Legacy IT systems present a major bottleneck to achieving a complex Service 4.0 transformation. For most companies, the best approach to overhauling IT will be to conduct pilots using standard solutions and best practices in order to rapidly create a few new features. After achieving early results, they can develop customized and big-bang solutions that fully replace legacy IT systems. Many established service providers will find it essential to follow a two-speed approach that distinguishes between a fast-track digitization process and a long-term IT roadmap. The fast-track changes are made using an agile development approach that entails short sprints, each lasting approximately two to three weeks. Companies typically require four sprints to create the first prototypes, which they then use to rapidly test and refine new services and processes. The agile approach requires close, pragmatic cooperation among teams from product development, business, IT, and operations. The teams need clear rules governing fast-track development, emphasizing a “fail fast” mindset and setting development priorities on the basis of the value delivered.
Companies must also determine the right sequence for the transformation efforts. Issues to consider include which business units and countries to begin with, whether to focus on customer-facing or enabling processes, and which transformation initiatives to implement at the start. For example, they can use a cascading approach in which lessons from the most effective business units or countries are captured and then applied in subsequent waves involving a successively larger number of other units or countries. Or they can make simultaneous improvements to customer-facing and enabling processes to gain benefits along the entire value chain and focus on the most promising initiatives identified by using clear rules for prioritization and piloting.

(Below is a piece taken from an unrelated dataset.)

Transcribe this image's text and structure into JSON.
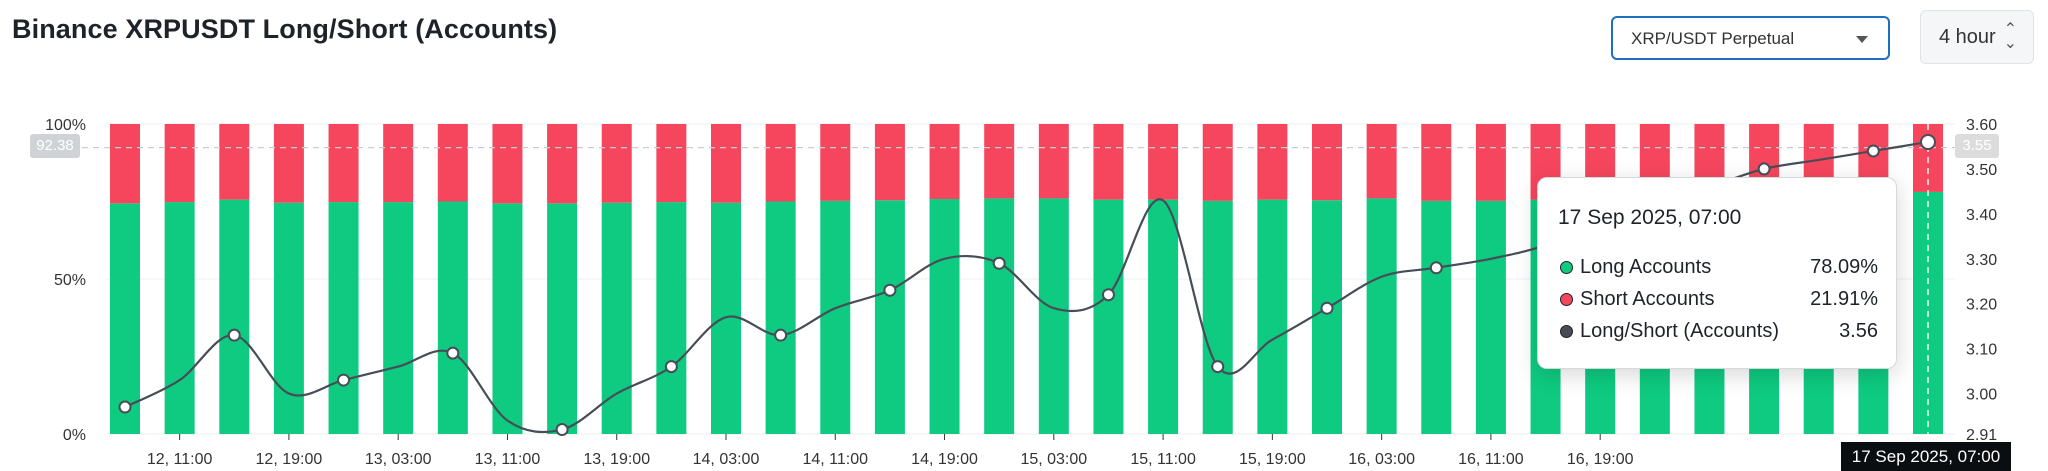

While these are the main issues to consider, there is no one-size-fits-all way to design a Service 4.0 transformation. A company must tailor its program to address its distinctive needs and strategies. Success requires considering the selected path’s benefits and tradeoffs to ensure that the company can achieve its objectives.
The potential upside of applying new technologies to reduce waste and increase customer satisfaction is even greater for service providers than it is for industrial companies. To realize the full potential, companies need to pursue a transformation that enables them to differentiate themselves in the market by challenging the established norms of service provision.
The first companies to successfully complete the transformation to Service 4.0 will likely gain a sustainable competitive advantage. They will attract the best talent to design and implement new offerings and establish themselves as the leaders in providing services enabled by advanced technologies. As a result, these companies will benefit from strong ties with skilled employees and customers that will make it even harder for the laggards to catch up.
To promote success, companies must determine how to manage the transition to Service 4.0 given the limitations of legacy operating models and IT systems, how to transform the current workforce in order to compete, and how to handle the tradeoffs entailed in the selected transformation paths. Because this transformation must be orchestrated across functions and business units, the C-suite must provide top-down guidance, active leadership, and governance in order to bring the entire organization along on the journey.